Currently, nearly all vendor shipments to WalMart are managed by the vendor, in some cases as part of a “total delivered price,” in other cases under a “Collect” arrangement where WalMart selects the carrier and pays for the freight, but the vendor works with the designated carrier to execute the shipment.
In other cases, Wal-Mart does arrange backhaul pick-ups at vendors after one of its trucks makes a delivery to its DCs or stores, but these are thought to represent a small portion of the total inbound moves.
A growing number of retailers manage inbound freight dynamically, requiring suppliers to submit planned shipments receiving routing instructions back from the retailer – but usually using common carriers for the freight movements to the retail DC.
Under its program, WalMart will largely use its fleet of some 6500 trucks to plan and execute the inbound vendor moves.

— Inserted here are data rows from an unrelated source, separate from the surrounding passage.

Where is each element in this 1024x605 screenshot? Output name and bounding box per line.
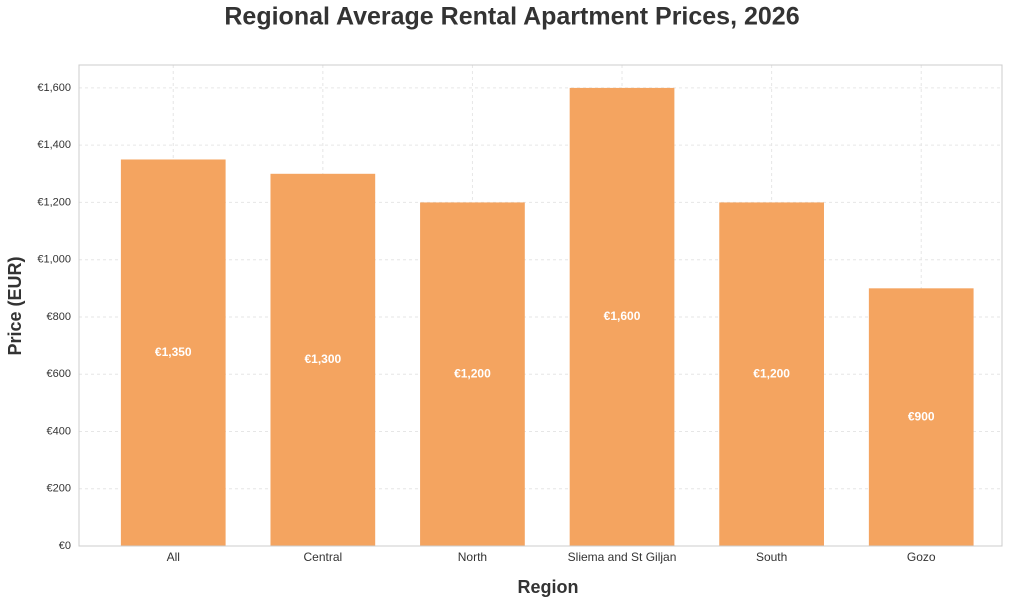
bar (868, 288, 974, 546)
x-tick-label: South (756, 550, 787, 564)
y-tick-label: €200 (47, 483, 71, 495)
x-tick-label: Central (303, 550, 342, 564)
plot-frame (78, 64, 1003, 547)
value-label: €1,350 (155, 345, 192, 359)
value-label: €1,200 (753, 366, 790, 380)
y-tick-label: €1,200 (37, 196, 71, 208)
value-label: €900 (908, 409, 935, 423)
y-tick-label: €600 (47, 368, 71, 380)
bar (569, 87, 675, 547)
y-axis-label: Price (EUR) (5, 256, 25, 355)
value-label: €1,200 (454, 366, 491, 380)
y-tick-label: €0 (59, 540, 71, 552)
y-tick-label: €400 (47, 425, 71, 437)
chart-title: Regional Average Rental Apartment Prices… (224, 3, 799, 31)
x-tick-label: All (167, 550, 180, 564)
value-label: €1,300 (304, 352, 341, 366)
bars: €1,350 €1,300 €1,200 €1,600 €1,200 €900 (120, 87, 974, 547)
x-tick-label: North (458, 550, 487, 564)
bar (719, 202, 824, 546)
bar (120, 159, 226, 546)
bar (420, 202, 525, 546)
x-axis-label: Region (518, 577, 579, 597)
bar (270, 173, 376, 547)
y-tick-label: €800 (47, 311, 71, 323)
y-tick-label: €1,600 (37, 82, 71, 94)
y-tick-label: €1,400 (37, 139, 71, 151)
x-tick-label: Sliema and St Giljan (568, 550, 677, 564)
y-tick-label: €1,000 (37, 254, 71, 266)
value-label: €1,600 (604, 309, 641, 323)
x-tick-label: Gozo (907, 550, 936, 564)
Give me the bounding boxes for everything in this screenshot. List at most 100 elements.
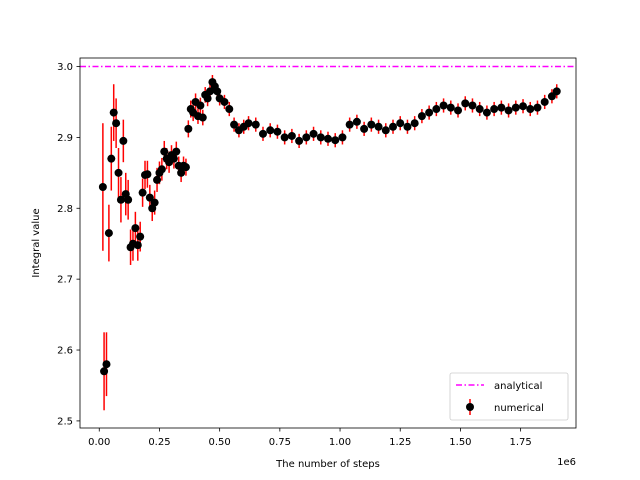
data-point <box>258 129 267 138</box>
y-tick-label: 3.0 <box>57 62 73 73</box>
data-point <box>104 229 113 238</box>
data-point <box>295 136 304 145</box>
data-point <box>519 102 528 111</box>
data-point <box>203 94 212 103</box>
x-axis-label: The number of steps <box>275 459 380 470</box>
data-point <box>172 147 181 156</box>
data-point <box>352 117 361 126</box>
legend-analytical-label: analytical <box>494 381 542 392</box>
data-point <box>389 122 398 131</box>
y-tick-label: 2.7 <box>57 275 73 286</box>
data-point <box>425 108 434 117</box>
y-tick-label: 2.6 <box>57 346 73 357</box>
data-point <box>454 106 463 115</box>
x-tick-label: 0.25 <box>148 437 170 448</box>
data-point <box>220 97 229 106</box>
data-point <box>280 133 289 142</box>
data-point <box>396 119 405 128</box>
data-point <box>360 124 369 133</box>
data-point <box>547 92 556 101</box>
data-point <box>150 198 159 207</box>
data-point <box>302 133 311 142</box>
data-point <box>468 101 477 110</box>
data-point <box>145 193 154 202</box>
data-point <box>309 129 318 138</box>
data-point <box>206 87 215 96</box>
y-tick-label: 2.5 <box>57 416 73 427</box>
data-point <box>160 147 169 156</box>
y-tick-label: 2.8 <box>57 204 73 215</box>
data-point <box>124 195 133 204</box>
data-point <box>417 112 426 121</box>
data-point <box>338 133 347 142</box>
data-point <box>511 103 520 112</box>
x-tick-label: 1.75 <box>509 437 531 448</box>
data-point <box>461 99 470 108</box>
data-point <box>213 87 222 96</box>
data-point <box>184 124 193 133</box>
data-point <box>526 105 535 114</box>
data-point <box>198 113 207 122</box>
data-point <box>439 101 448 110</box>
data-point <box>316 133 325 142</box>
data-point <box>119 136 128 145</box>
data-point <box>107 154 116 163</box>
y-axis-ticks: 2.5 2.6 2.7 2.8 2.9 3.0 <box>57 62 80 427</box>
data-point <box>475 105 484 114</box>
data-point <box>116 195 125 204</box>
data-point <box>109 108 118 117</box>
data-point <box>540 97 549 106</box>
marker-layer <box>98 78 561 376</box>
plot-frame <box>79 57 577 429</box>
data-point <box>177 168 186 177</box>
data-point <box>251 120 260 129</box>
data-point <box>504 106 513 115</box>
data-point <box>432 105 441 114</box>
y-axis-label: Integral value <box>31 208 42 277</box>
data-point <box>112 119 121 128</box>
data-point <box>153 175 162 184</box>
data-point <box>230 120 239 129</box>
x-tick-label: 0.50 <box>209 437 231 448</box>
data-point <box>367 120 376 129</box>
data-point <box>331 136 340 145</box>
data-point <box>244 119 253 128</box>
data-point <box>345 120 354 129</box>
legend-numerical-marker <box>466 403 474 411</box>
x-tick-label: 0.75 <box>269 437 291 448</box>
data-point <box>196 101 205 110</box>
data-point <box>446 103 455 112</box>
data-point <box>410 119 419 128</box>
data-point <box>138 188 147 197</box>
data-point <box>225 105 234 114</box>
data-point <box>169 154 178 163</box>
data-point <box>273 127 282 136</box>
data-point <box>374 122 383 131</box>
data-point <box>287 131 296 140</box>
data-point <box>157 165 166 174</box>
x-tick-label: 1.50 <box>449 437 471 448</box>
data-point <box>403 122 412 131</box>
data-point <box>266 126 275 135</box>
x-axis-offset-label: 1e6 <box>557 457 576 468</box>
x-tick-label: 0.00 <box>88 437 110 448</box>
data-point <box>497 103 506 112</box>
y-tick-label: 2.9 <box>57 133 73 144</box>
data-point <box>552 87 561 96</box>
data-point <box>102 360 111 369</box>
legend-numerical-label: numerical <box>494 403 544 414</box>
data-point <box>114 168 123 177</box>
legend-box <box>449 372 569 421</box>
data-point <box>131 224 140 233</box>
data-point <box>181 163 190 172</box>
data-point <box>143 170 152 179</box>
data-point <box>136 232 145 241</box>
data-point <box>98 183 107 192</box>
data-point <box>324 134 332 143</box>
legend: analytical numerical <box>449 372 569 421</box>
data-point <box>490 105 499 114</box>
data-point <box>133 241 142 250</box>
data-point <box>482 108 491 117</box>
x-tick-label: 1.00 <box>329 437 351 448</box>
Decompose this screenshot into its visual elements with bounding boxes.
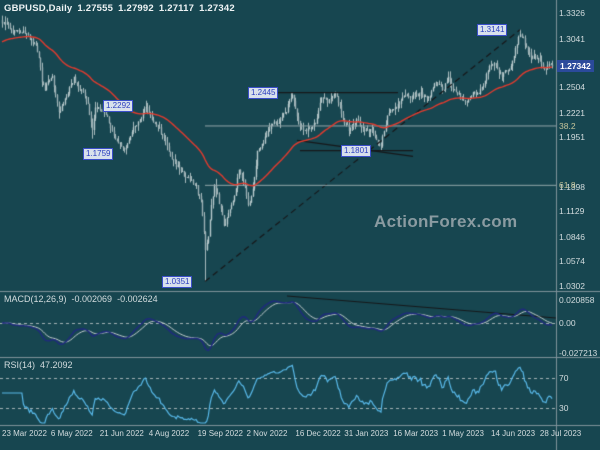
- time-axis-label: 31 Jan 2023: [344, 429, 389, 438]
- price-level-marker[interactable]: 1.1759: [83, 148, 114, 161]
- time-axis-label: 16 Mar 2023: [393, 429, 439, 438]
- price-axis-label: 1.2504: [559, 82, 585, 93]
- time-axis-label: 14 Jun 2023: [491, 429, 536, 438]
- price-axis-label: 1.0574: [559, 256, 585, 267]
- price-axis-label: 1.1398: [559, 182, 585, 193]
- time-axis-label: 1 May 2023: [442, 429, 484, 438]
- low-value: 1.27117: [158, 3, 195, 14]
- macd-signal-value: -0.002624: [117, 294, 158, 304]
- price-axis-label: 1.0302: [559, 280, 585, 291]
- symbol-timeframe-label: GBPUSD,Daily: [4, 3, 73, 14]
- price-level-marker[interactable]: 1.3141: [477, 23, 508, 36]
- price-axis-label: 1.3041: [559, 33, 585, 44]
- time-axis-label: 16 Dec 2022: [295, 429, 341, 438]
- time-axis-label: 4 Aug 2022: [148, 429, 190, 438]
- time-axis-label: 21 Jun 2022: [99, 429, 144, 438]
- close-value: 1.27342: [199, 3, 235, 14]
- price-level-marker[interactable]: 1.0351: [162, 275, 193, 288]
- rsi-axis-label: 30: [559, 403, 569, 413]
- rsi-title: RSI(14): [4, 360, 36, 370]
- fib-retracement-label: 38.2: [559, 120, 576, 131]
- price-axis-label: 1.0846: [559, 231, 585, 242]
- price-axis-label: 1.1951: [559, 132, 585, 143]
- price-axis-label: 1.2221: [559, 107, 585, 118]
- rsi-axis-label: 70: [559, 373, 569, 383]
- price-axis-label: 1.1129: [559, 206, 585, 217]
- macd-axis-label: 0.020858: [559, 295, 595, 305]
- fib-retracement-label: 61.8: [559, 180, 576, 191]
- time-axis-label: 28 Jul 2023: [539, 429, 582, 438]
- time-axis-label: 2 Nov 2022: [246, 429, 288, 438]
- price-axis-label: 1.3326: [559, 8, 585, 19]
- macd-axis-label: -0.027213: [559, 347, 598, 358]
- open-value: 1.27555: [77, 3, 114, 14]
- rsi-value: 47.2092: [40, 360, 73, 370]
- macd-panel-header: MACD(12,26,9) -0.002069 -0.002624: [4, 294, 163, 304]
- price-level-marker[interactable]: 1.2445: [248, 86, 279, 99]
- macd-title: MACD(12,26,9): [4, 294, 67, 304]
- time-axis-label: 23 Mar 2022: [2, 429, 47, 438]
- current-price-box: 1.27342: [557, 60, 594, 73]
- macd-axis-label: 0.00: [559, 318, 576, 328]
- chart-header: GBPUSD,Daily 1.27555 1.27992 1.27117 1.27342: [4, 3, 240, 14]
- price-level-marker[interactable]: 1.2292: [103, 100, 134, 113]
- price-level-marker[interactable]: 1.1801: [341, 144, 372, 157]
- watermark: ActionForex.com: [374, 212, 518, 231]
- time-axis-label: 19 Sep 2022: [197, 429, 243, 438]
- rsi-panel-header: RSI(14) 47.2092: [4, 360, 78, 370]
- time-axis-label: 6 May 2022: [50, 429, 93, 438]
- high-value: 1.27992: [118, 3, 154, 14]
- macd-main-value: -0.002069: [71, 294, 113, 304]
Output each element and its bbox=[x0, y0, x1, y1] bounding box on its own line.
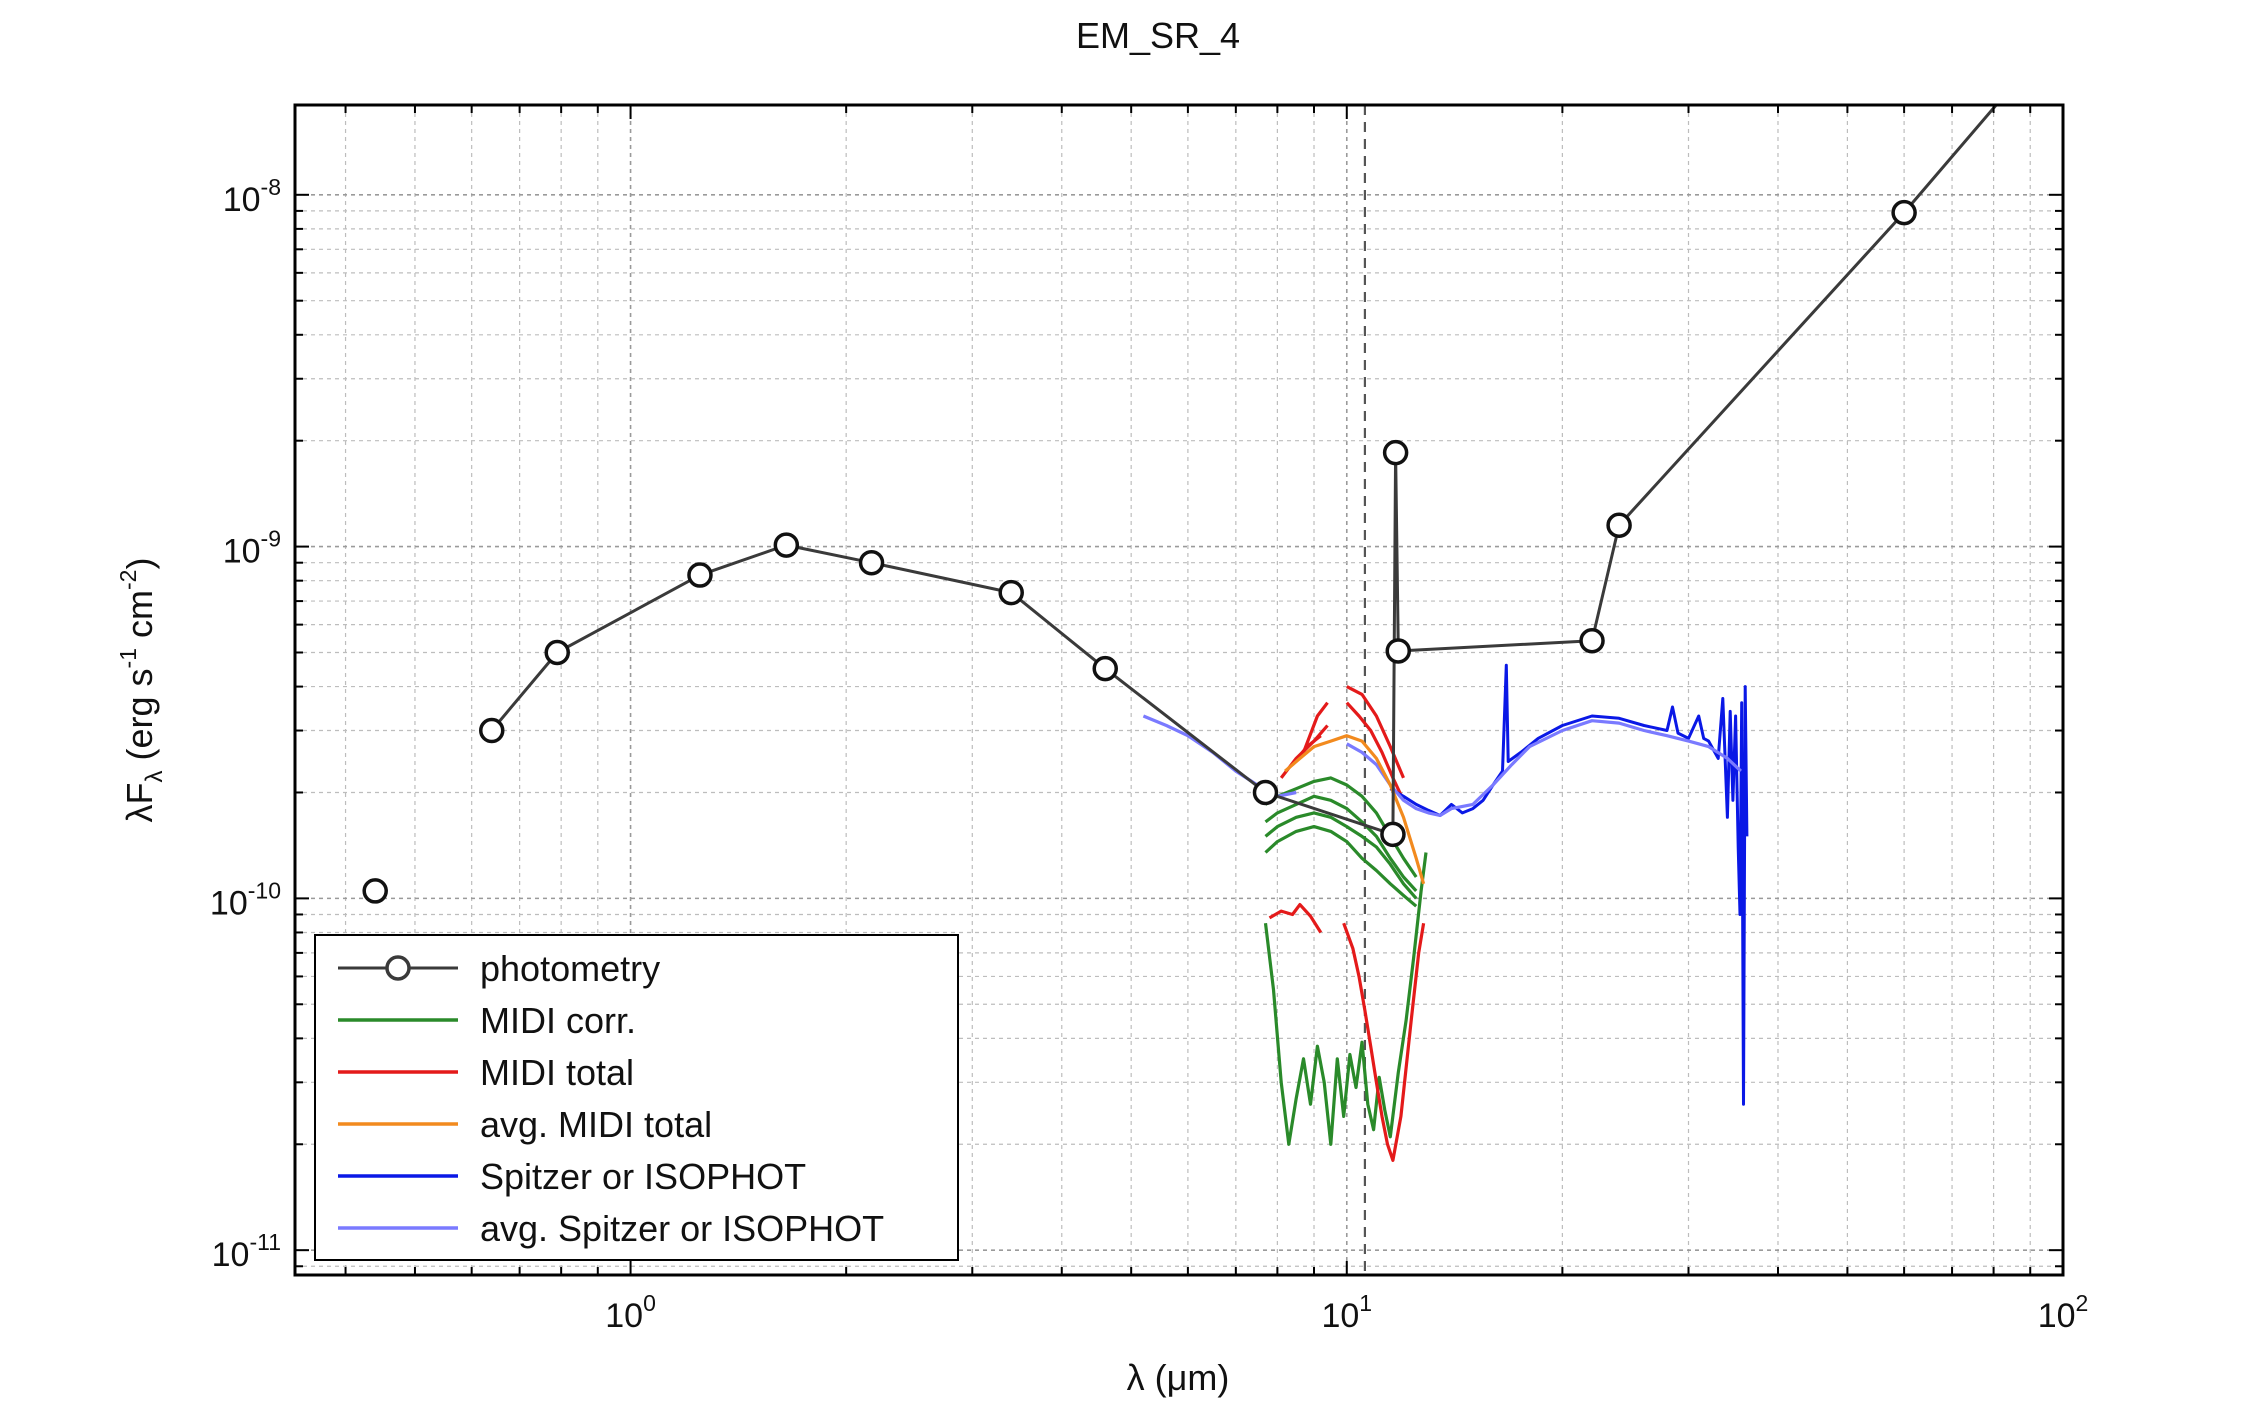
photometry-point bbox=[478, 717, 505, 744]
photometry-point bbox=[1891, 199, 1917, 226]
legend-entry-avg-spitzer: avg. Spitzer or ISOPHOT bbox=[338, 1208, 884, 1249]
y-tick-labels: 10-8 10-9 10-10 10-11 bbox=[210, 174, 281, 1274]
legend-label: MIDI corr. bbox=[480, 1000, 636, 1041]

While details are not completely clear, it is assumed many current Collect freight vendors will increasingly have their pick-ups scheduled by WalMart, and many Prepaid customers will now have WalMart completely control their outbound transportation.
Of course, this brings up the question of how the transition will be made for those customers currently selling to WalMart on a total delivered price that includes transportation to WalMart DCs.
In that case, WalMart will ask for “allowances,” as it does currently when it arranges a backhaul, to offset the transportation cost of the total delivered price. Those allowances become deductions against the invoice for that shipment.
According to BusinessWeek, in some cases WalMart has been asking for allowances in the range of 6% of the invoice – as much as twice as large as the actual cost for transportation, meaning the vendor’s current profit margin would be reduced by 3 percentage points – quite a financial beating.
“There may be a disconnect when we walk into the room on what that cost might be,” Kelly Abney, WalMart’s vice president of corporate transportation, recently told BusinessWeek magazine. “But we work collaboratively. As soon as a supplier shares the data, almost always those differences are quickly resolved.”
A former logistics executive at a major food company said that for large companies, transportation costs for WalMart shipments were under its overall average of 3%.
“The truckload costs for the larger accounts, certainly including WalMart, was more effective than our average,” he said. “6% cost allowance requests, if this is accurate, is dreaming.”
Impact on Current Volumes
For WalMart vendors that use total delivered pricing, one potential impact will be that they will lose some current transportation advantages.
With WalMart representing 20-30% of many vendors’ total sales volumes, losing the ability to leverage those volumes if they move from prepaid and add to WalMart pick-up could result in higher rates on its other shipments due to a loss in total freight they can offer to truckers.